For all I know, he was secretly panicking in his own head. But I don’t think he was. He was just so good at keeping us smiling and laughing and getting us ready for the next thing. So I never got freaked. That just never happened. I went in there with no idea what to expect, but things went pretty quick. T-Bone would maybe listen to everyone’s version of each song, and he’d pick his favorite version, and then we’d do that one. But in the end we just recorded everything. We recorded, like, five versions of some songs. One day we recorded seven songs! I mean, it was insane. That’s unheard of. So we just recorded absolutely everything, and then he went back and he put the record together. So that was cool, because, I mean, I was kind of really curious. “Well, how are we going to really enjoy this experience while we kind of a good portion of our stuff is left on the cutting room floor?” But instead, we actually got to do it all, and he really did choose the best takes.

Rock Cellar: Were there songs that, when you had them ahead of time, you thought, “Oh, this is going to be great,” but then they didn’t turn out that way? Or were there songs that were a struggle that you now go back to and go and think, “Wow, we really captured something magical”?

Taylor Goldsmith: Yeah, for sure, to a certain extent. There was one of mine — my version of “Lost On The River” — that I was like, ‘Oh, yeah, this is my best one.’ And then we recorded it, and it sounded cool, and I was cool with it. But I’m grateful that the songs of mine that made it are the ones that made it. There were those kinds of moments.

And then, also, in the movie, Rhiannon Giddons was having trouble with one song, but you know how movies are, it was made to seem way more intense than it was. It was actually fine. I know she was bummed, and I felt for her in that moment, because that’s a rough feeling, and we’ve all been there, but no one was worried that we weren’t going to get a performance, or that she wasn’t going to be happy with it.
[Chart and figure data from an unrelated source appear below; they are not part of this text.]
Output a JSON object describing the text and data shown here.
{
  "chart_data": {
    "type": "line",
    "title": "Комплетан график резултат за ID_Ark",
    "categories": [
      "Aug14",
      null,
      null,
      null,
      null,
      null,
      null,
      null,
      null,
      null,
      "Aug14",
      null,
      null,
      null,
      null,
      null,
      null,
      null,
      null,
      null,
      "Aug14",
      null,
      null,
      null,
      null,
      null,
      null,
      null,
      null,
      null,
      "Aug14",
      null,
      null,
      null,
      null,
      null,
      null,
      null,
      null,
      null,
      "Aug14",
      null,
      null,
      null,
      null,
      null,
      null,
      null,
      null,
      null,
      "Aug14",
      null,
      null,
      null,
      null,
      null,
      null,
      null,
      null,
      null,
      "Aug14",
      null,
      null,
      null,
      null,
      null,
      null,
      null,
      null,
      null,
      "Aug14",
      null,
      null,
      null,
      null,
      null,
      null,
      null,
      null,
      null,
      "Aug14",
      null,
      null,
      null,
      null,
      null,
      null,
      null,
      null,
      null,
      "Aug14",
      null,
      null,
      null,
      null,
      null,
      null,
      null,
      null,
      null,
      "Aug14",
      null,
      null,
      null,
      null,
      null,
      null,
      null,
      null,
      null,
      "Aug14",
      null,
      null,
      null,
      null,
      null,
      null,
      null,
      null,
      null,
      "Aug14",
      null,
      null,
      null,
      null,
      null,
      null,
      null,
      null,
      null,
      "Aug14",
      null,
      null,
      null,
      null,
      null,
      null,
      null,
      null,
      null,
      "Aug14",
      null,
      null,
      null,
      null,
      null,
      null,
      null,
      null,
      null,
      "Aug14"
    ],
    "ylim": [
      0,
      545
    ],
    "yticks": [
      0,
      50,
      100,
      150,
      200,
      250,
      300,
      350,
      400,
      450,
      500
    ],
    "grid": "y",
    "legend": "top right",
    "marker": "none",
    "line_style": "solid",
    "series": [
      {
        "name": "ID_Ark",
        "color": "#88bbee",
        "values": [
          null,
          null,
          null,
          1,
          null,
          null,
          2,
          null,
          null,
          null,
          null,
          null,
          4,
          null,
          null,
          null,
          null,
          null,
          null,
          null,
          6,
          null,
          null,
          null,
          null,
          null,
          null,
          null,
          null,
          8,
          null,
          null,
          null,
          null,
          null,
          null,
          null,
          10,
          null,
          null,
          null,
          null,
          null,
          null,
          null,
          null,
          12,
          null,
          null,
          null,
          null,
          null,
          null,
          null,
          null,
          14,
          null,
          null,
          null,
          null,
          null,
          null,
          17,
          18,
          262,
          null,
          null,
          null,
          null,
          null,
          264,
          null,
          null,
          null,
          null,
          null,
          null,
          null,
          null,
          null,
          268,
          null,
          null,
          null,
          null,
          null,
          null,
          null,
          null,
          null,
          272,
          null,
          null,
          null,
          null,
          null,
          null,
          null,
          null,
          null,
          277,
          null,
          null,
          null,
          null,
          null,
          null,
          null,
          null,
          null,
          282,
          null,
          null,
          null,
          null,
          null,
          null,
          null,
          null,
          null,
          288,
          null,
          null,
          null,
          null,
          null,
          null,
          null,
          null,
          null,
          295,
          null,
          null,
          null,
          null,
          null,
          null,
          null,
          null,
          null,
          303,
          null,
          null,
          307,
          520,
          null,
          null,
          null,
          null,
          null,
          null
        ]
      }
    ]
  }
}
Like when she says, in the film, ‘Let’s just move on,’ all of us are sort of thinking, ‘Okay, we’ll move on. But we are going back to it, because we are going to get it.’ So that’s about as tough as it got in terms of were we going to not get something.

And even then, we were never scared that we weren’t going to get the versions. And so that it was, in terms of toughness, because all in all it was a really magical experience.